Interested in your fellow audience members instead of the actors? Outrageous! The evening I saw the performance, one woman seemed almost hostile and offended by the nontraditional premise (though she may have warmed to it by the end). As your ears pick up on the whispering of Cecily (Kelly A. Jennings) and Gwendolyn (Karen Getz), circling round the perimeters of the theater, loopily costumed in Victorian crinolines, you begin to realize – they are talking about you. Get ready. Actual interaction can’t be far behind.
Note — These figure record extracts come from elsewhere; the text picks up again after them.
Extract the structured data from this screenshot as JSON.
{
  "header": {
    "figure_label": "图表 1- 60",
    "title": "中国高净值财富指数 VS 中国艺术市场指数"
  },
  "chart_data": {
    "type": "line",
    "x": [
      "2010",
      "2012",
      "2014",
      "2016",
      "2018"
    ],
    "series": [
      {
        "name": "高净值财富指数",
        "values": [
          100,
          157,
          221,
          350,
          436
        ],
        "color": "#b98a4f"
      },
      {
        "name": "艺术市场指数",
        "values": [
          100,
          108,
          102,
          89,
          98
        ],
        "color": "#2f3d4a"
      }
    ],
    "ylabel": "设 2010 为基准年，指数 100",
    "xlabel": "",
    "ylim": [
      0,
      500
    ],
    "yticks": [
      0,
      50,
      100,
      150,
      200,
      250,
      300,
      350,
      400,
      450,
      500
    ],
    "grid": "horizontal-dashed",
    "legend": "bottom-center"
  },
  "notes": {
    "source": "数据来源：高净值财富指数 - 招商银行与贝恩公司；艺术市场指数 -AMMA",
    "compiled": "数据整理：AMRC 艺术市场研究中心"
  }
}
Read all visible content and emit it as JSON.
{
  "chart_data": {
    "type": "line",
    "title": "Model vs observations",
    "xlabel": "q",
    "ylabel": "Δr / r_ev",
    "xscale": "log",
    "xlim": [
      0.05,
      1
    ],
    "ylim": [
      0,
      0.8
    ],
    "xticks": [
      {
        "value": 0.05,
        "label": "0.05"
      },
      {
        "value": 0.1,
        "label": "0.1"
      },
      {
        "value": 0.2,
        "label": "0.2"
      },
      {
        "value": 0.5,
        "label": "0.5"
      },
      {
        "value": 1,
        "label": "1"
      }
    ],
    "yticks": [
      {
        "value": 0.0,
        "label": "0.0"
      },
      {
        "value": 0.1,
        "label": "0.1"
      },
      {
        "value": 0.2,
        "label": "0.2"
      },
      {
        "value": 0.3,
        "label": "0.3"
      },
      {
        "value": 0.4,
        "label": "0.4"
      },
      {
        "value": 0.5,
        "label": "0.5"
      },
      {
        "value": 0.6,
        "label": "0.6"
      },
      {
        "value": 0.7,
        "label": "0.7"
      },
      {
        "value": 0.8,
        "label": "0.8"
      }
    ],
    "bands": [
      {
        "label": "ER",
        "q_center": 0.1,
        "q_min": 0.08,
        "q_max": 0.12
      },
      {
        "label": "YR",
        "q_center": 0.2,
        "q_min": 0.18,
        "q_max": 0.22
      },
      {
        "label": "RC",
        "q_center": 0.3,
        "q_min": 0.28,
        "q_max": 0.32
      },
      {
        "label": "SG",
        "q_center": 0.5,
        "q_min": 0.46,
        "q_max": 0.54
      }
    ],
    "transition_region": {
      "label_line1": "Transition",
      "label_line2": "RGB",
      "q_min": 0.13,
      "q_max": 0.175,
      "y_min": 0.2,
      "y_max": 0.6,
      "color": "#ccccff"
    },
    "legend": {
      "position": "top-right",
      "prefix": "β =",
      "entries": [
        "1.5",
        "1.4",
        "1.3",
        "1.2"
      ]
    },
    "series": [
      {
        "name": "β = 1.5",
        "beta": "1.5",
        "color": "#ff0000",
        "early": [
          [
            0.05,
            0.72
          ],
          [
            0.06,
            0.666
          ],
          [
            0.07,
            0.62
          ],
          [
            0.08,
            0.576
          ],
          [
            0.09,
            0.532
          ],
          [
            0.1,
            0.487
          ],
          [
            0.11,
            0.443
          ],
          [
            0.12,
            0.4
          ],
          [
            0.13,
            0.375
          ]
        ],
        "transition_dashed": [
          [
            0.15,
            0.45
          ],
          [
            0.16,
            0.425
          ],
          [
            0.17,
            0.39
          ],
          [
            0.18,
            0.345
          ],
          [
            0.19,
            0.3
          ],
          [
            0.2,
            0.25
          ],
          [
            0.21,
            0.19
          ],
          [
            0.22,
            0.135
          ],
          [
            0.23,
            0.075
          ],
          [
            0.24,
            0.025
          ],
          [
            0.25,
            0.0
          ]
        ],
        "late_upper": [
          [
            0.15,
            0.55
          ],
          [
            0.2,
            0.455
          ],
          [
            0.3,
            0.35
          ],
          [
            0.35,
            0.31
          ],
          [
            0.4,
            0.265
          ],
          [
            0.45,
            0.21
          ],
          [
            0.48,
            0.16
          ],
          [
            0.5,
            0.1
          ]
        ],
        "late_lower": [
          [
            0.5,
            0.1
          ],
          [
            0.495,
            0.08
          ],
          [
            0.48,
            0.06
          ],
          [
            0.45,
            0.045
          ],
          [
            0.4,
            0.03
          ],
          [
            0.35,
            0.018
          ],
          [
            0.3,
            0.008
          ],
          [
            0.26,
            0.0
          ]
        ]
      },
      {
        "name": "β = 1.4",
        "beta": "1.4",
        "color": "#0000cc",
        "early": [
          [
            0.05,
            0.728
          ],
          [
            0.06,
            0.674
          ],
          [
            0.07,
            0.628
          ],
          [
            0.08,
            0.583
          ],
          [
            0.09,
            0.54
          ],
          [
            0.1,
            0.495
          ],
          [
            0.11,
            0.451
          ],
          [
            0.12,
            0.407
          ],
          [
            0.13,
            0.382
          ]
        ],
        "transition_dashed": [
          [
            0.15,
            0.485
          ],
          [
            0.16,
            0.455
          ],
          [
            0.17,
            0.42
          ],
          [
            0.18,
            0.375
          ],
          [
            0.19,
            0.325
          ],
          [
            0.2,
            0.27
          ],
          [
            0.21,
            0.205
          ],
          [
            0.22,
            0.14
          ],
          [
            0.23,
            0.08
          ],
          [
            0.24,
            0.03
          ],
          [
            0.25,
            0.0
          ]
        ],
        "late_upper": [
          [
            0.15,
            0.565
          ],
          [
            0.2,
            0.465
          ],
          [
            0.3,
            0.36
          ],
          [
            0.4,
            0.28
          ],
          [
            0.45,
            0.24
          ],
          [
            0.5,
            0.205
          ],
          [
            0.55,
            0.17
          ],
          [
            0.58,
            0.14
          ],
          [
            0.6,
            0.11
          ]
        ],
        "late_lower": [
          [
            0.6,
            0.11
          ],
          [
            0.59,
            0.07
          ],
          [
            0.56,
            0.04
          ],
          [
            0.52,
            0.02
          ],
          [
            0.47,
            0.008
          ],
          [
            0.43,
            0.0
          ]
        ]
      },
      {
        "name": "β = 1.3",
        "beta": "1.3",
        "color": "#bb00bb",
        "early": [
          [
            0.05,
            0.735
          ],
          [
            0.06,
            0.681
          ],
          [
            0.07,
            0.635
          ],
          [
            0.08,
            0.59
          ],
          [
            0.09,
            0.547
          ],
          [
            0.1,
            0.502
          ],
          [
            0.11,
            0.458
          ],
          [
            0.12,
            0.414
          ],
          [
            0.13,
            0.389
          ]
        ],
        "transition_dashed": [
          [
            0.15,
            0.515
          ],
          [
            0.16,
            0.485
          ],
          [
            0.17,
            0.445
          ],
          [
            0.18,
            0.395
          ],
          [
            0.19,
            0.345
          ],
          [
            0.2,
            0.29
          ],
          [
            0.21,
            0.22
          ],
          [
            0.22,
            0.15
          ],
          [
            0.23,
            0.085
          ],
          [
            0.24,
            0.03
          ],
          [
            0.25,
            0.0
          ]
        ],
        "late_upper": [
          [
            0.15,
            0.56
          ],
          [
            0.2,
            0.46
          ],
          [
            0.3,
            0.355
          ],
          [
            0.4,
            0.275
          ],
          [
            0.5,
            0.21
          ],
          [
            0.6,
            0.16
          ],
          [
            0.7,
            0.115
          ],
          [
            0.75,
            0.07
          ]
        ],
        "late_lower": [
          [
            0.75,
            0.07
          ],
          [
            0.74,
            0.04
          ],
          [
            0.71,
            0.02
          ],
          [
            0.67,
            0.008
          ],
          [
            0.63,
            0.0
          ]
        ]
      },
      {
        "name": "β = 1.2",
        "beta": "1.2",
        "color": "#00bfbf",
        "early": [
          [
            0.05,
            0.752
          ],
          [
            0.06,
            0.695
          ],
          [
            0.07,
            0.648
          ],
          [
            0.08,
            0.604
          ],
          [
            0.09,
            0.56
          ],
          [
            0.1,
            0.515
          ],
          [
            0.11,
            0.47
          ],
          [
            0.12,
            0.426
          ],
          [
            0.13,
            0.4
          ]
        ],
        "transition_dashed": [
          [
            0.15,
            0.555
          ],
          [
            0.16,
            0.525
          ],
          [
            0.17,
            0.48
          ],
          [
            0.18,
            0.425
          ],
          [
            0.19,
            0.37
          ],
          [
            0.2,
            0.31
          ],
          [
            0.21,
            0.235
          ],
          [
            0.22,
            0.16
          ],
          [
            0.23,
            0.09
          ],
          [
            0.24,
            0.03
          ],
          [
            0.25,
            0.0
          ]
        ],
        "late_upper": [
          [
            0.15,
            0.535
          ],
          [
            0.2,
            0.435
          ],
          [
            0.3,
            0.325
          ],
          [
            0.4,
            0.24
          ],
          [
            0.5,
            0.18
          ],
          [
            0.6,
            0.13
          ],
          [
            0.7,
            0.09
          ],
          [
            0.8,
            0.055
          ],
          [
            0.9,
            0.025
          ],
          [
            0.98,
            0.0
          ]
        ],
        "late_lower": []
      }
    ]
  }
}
Long-form improv can be an incredible art. Jennings and Getz have got the requirements in abundance – with fearless intelligence and lightning quick reactions they mold the action into an intriguing hour, making random connections between people seem like cohesive observations about life. Well, they are. Each performance will be different (though I suspect there will always be at least one person unwilling to engage), depending on the mix of audience members, their backgrounds, and their willingness to share. Though the construct – two Victorian time travelers discovering 21st century culture – remains constant, no two experiences will be the same. Expect to be peppered with questions about your life and beliefs, take notes, perform even – give yourself over to it, and at the end you’ll find your mind open to those philosophical queries that both enchant and provoke. Why are we here? Are we connected? What’s life all about?
The minor flaw in this improv diamond is the location, a traditional theater inside the Mount Vernon United Methodist Church. I would’ve loved to have seen this – I mean, participated in this – in a less restrictive environment, perhaps in the round in a more intimate space, or even mingling around the Gypsy Bar itself. But Jennings and Getz’s theatrical experiment transcends the confines to continue in your mind after the show itself (it really is a balloon ride!). I left filled with the desire to continue the conversation, to talk til sunrise with friends and strangers, high on connections and the knowledge that other people can be just as fascinating as any performance.
We’re all performing in a long-form improv, after all.